What should resellers be doing to prepare for the EU General Data Protection Regulation (GDPR)? Of course, as with any business they should be getting their own houses in order; that means the processing of data regarding employees, personal details of business customers and so on (data subjects) should be compliant. Being UK-located will not help, the government has confirmed GDPR will enter law in one form or another and a Data Protection Bill, based on GDPR, was included in the 2017 Queen's Speech.

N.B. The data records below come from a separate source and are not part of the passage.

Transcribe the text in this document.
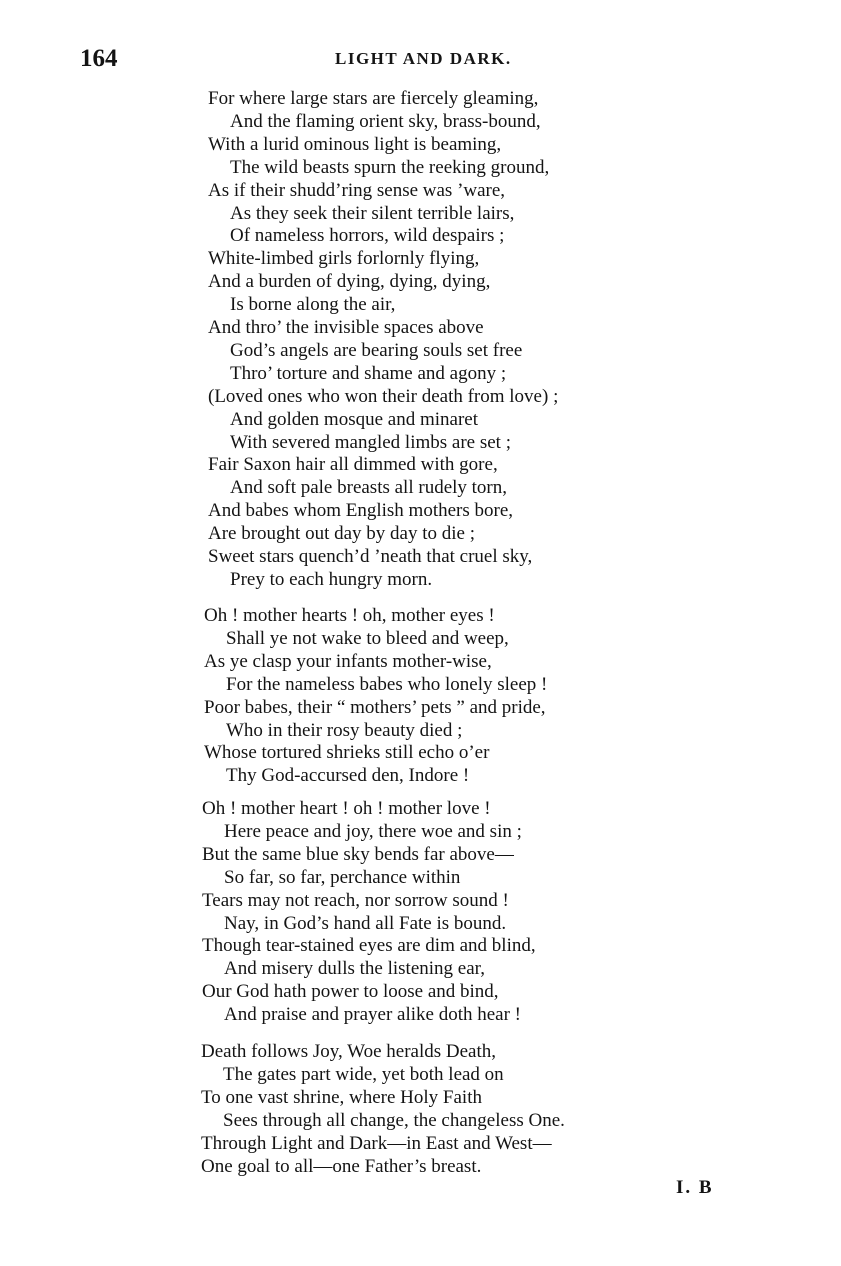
164	LIGHT AND DARK.
For where large stars are fiercely gleaming,
And the flaming orient sky, brass-bound,
With a lurid ominous light is beaming,
The wild beasts spurn the reeking ground,
As if their shudd’ring sense was ’ware,
As they seek their silent terrible lairs,
Of nameless horrors, wild despairs ;
White-limbed girls forlornly flying,
And a burden of dying, dying, dying,
Is borne along the air,
And thro’ the invisible spaces above
God’s angels are bearing souls set free
Thro’ torture and shame and agony ;
(Loved ones who won their death from love) ;
And golden mosque and minaret
With severed mangled limbs are set ;
Fair Saxon hair all dimmed with gore,
And soft pale breasts all rudely torn,
And babes whom English mothers bore,
Are brought out day by day to die ;
Sweet stars quench’d ’neath that cruel sky,
Prey to each hungry morn.
Oh ! mother hearts ! oh, mother eyes !
Shall ye not wake to bleed and weep,
As ye clasp your infants mother-wise,
For the nameless babes who lonely sleep !
Poor babes, their “ mothers’ pets ” and pride,
Who in their rosy beauty died ;
Whose tortured shrieks still echo o’er
Thy God-accursed den, Indore !
Oh ! mother heart ! oh ! mother love !
Here peace and joy, there woe and sin ;
But the same blue sky bends far above—
So far, so far, perchance within
Tears may not reach, nor sorrow sound !
Nay, in God’s hand all Fate is bound.
Though tear-stained eyes are dim and blind,
And misery dulls the listening ear,
Our God hath power to loose and bind,
And praise and prayer alike doth hear !
Death follows Joy, Woe heralds Death,
The gates part wide, yet both lead on
To one vast shrine, where Holy Faith
Sees through all change, the changeless One.
Through Light and Dark—in East and West—
One goal to all—one Father’s breast.
I. B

However, on the whole resellers are not storing reams of data about consumers. Undertakings (a GDPR term), where profit is made from processing the personally identifiable information (PII) of consumers, are the core focus of the regulation. It is mis-management of such data that attracts the attention of enforcement bodies such as the UK Information Commissioner's Office (ICO) and monetary penalties they can impose.

For resellers, GDPR is all about opportunity, providing advice, products and services for the compliant processing of consumer PII. Technology will only be part of the solution; it is as much about improving processes.

The first activity required is to review the PII that an organisation processes and stores. All will do it at some level, even if it is only for employees (often outsourced to a human resources service provider). Where consumer PII is being processed, first ask; is it necessary? Sometimes data is retained where it need not be. In other cases, it is an isolated activity - for example a customer list maintained by a restaurant chain for sending promotions; the quickest way to compliance may be to outsource.

Where there is a clear need to keep the processing in-house GDPR requires a Data Privacy Impact Assessment (DPIA). This is part of proving to the regulator that due diligence has been applied so, for example, even if a data breach does occur, good practice can be demonstrated and the regulator is more likely to be lenient. Resellers should consider offering a DPIA service (along with annual reviews).

When it comes to technology data protection by design and by default (Article 25) is at the heart of GDPR. This requires addressing both the security and administration of the processing of PII. The data security requirements should not be new to many - these have been in place for almost 20 years since the UK 1998 Data Protection Act was enacted (based on the 1995 EU Data Protection Directive). Any organisation that does not have basic security measures in place will already be in breach.

The big changes with GDPR as all about administration. The rules about gaining consent to process data are much tighter, this must be pro-actively given and must be reconfirmed by each data subject if it is changed. Opting out must be as easy as opting in, there is right to erasure (to be forgotten), a right to receive copies of data and so on. The ICO is already as likely to fine for the misadministration of data as it is for lapses in security. A data breach does not need to occur for the ICO to act - processing that has the potential to expose data is enough (that said, is will be mandatory under GDPR to report PII breaches).

Resellers should also offer some reassurance among the heavy dose of FUD (fear, uncertainty and doubt) that comes with much of the messaging around GDPR. This mostly relates to the huge fines the regulators are empowered to impose (up to €20m or four per cent of turnover, compared to £500,000 under the DPA).

The precedents set by the ICO enforcing DPA are less scary. Since mid-2015, is has become aware of about 4,000 breaches but only taken a little over 200 actions. About 90 of these have involved monetary penalties. More than half of the fines have been issued under the 2003 PECR (Privacy in Electronic Communications) legislation for nuisance calls and spam messaging. Of the remainder less than 20 were for data breaches, the rest for mis-use and mis-processing. The average ICO fine since mid-2015 been £83,000, 16.5 per cent of the maximum (the highest under the DPA has been £400,000 to TalkTalk for its widely publicised 2015 breach).

The message a credible reseller should convey is that the UK ICO is not seeking to put its customers out of business, the ICO just wants to protect consumer privacy. No organisation can ignore the legislation, but for many smaller organisation GDPR need not be as fearsome as it is being made out. Review the way PII is being processed, stop it where possible, consider outsourcing and, where it must be continued in-house, ensure best practice.